A Donald Trump election victory and corresponding rise in US bond yields would be a "worst case scenario" for the local sharemarket, according to JBWere New Zealand.

And the investment firm is warning that the race for the White House remains close, despite recent controversy over the Republican nominee's relations with women.

"We believe markets are under-pricing the risk of a Trump upset next month," JBWere investment strategist Bernard Doyle said in report released on Friday.

Hillary Clinton is ahead in the polls and a win by the Democratic candidate on November 8 would be viewed as a positive outcome by financial markets.


"Our best judgement is a 5 to 10 per cent global equity pullback would be likely in the event of a Trump surprise," Doyle said.

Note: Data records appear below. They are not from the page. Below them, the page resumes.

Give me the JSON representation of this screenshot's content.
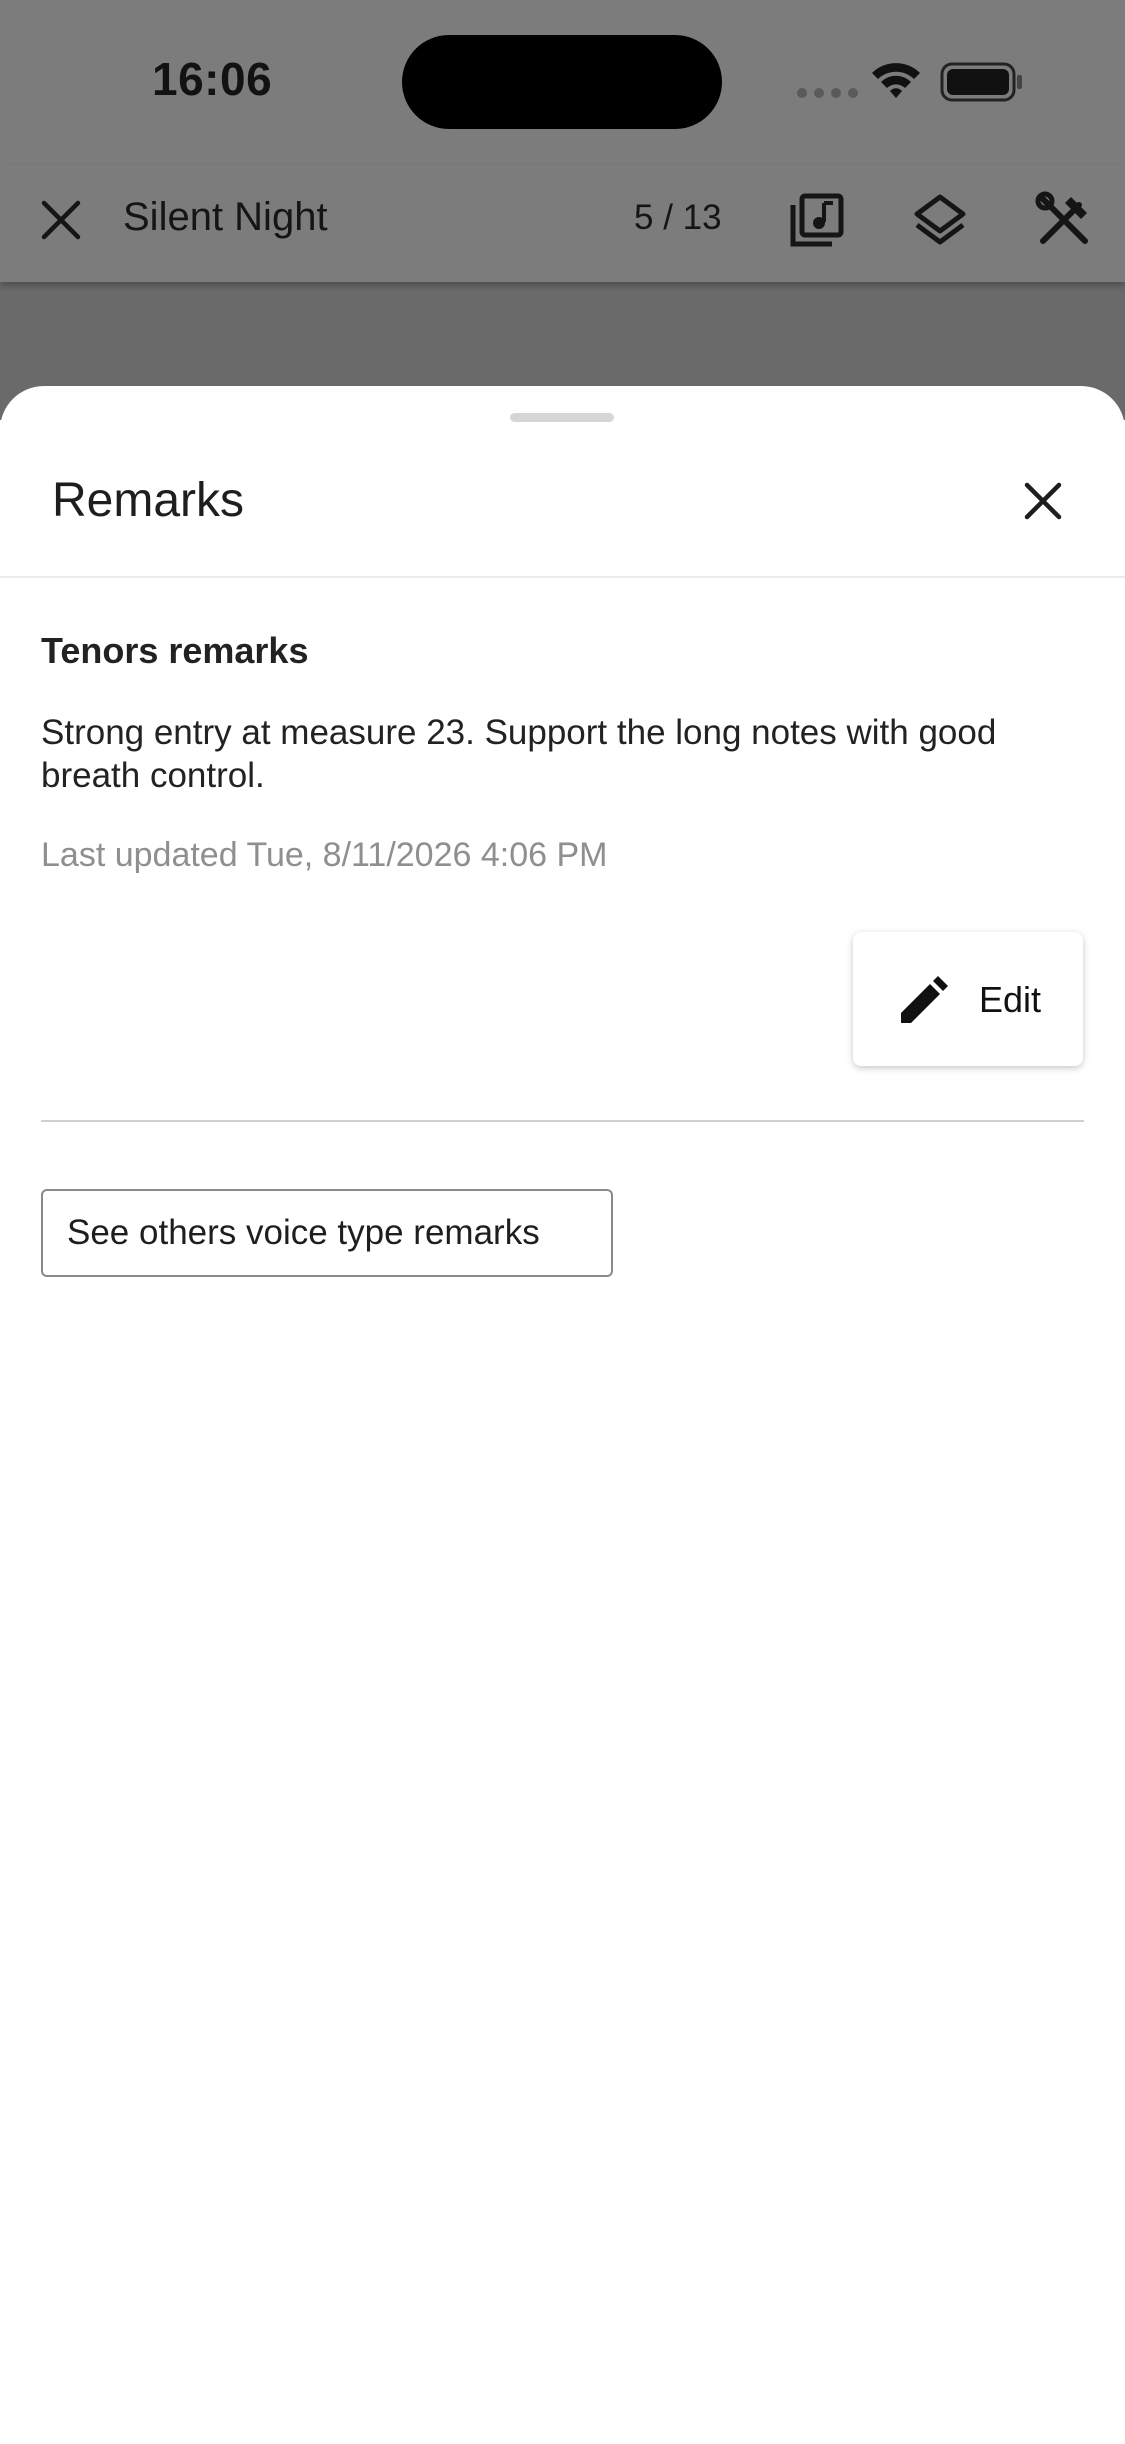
{
  "status_bar": {
    "time": "16:06"
  },
  "app_bar": {
    "title": "Silent Night",
    "page_counter": "5 / 13",
    "icons": [
      "close-icon",
      "music-library-icon",
      "layers-icon",
      "tools-icon"
    ]
  },
  "sheet": {
    "title": "Remarks",
    "voice_heading": "Tenors remarks",
    "remark": "Strong entry at measure 23. Support the long notes with good breath control.",
    "last_updated": "Last updated Tue, 8/11/2026 4:06 PM",
    "edit_label": "Edit",
    "others_button_label": "See others voice type remarks"
  }
}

He said the New Zealand sharemarket could be insulated, to some extent, from the fallout.

But it would be far from immune.

"Our worst case scenario would be a Trump victory with an attendant rise in US bond yields," Doyle said.

"This would hit New Zealand equities directly through our interest rate sensitivity and indirectly through fears of a global trade war."

Doyle told the Business Herald that stimulatory policies promised by Trump, such as cutting taxes and boosting government spending, were likely to increase the speed with which US interest rates would rise.

"That's where the New Zealand equity market would be facing a headwind because we've benefited from a falling interest rate environment and the fact that we're a nice, stable dividend payer."

He said investors in US treasuries would also expect higher returns on their investment as a result of the risks associated with increased government borrowing likely to occur under a Trump presidency.


Many traders are already questioning how long an extended bull-run in equities can be sustained, particularly if US interests rates begin rising and bond yields move higher, making stocks less attractive.

The US Federal Reserve is widely expected to hike rates for the first time in December - which would be the first increase since the same month in 2015 - followed by further tightening in 2017.

The New Zealand equity market, which has a reputation as a solid source of dividends, has benefited from low interest rates and the global search for yield, which has driven the S&P/NZX 50 index to record levels.

But the NZX has underperformed its peers in recent weeks as high dividend-paying stocks have fallen out of favour.

The S&P/NZX 50 has fallen roughly 6 per cent from the record high of 7571.105 it reached on September 7, but remains up around 12 per cent in the year to date.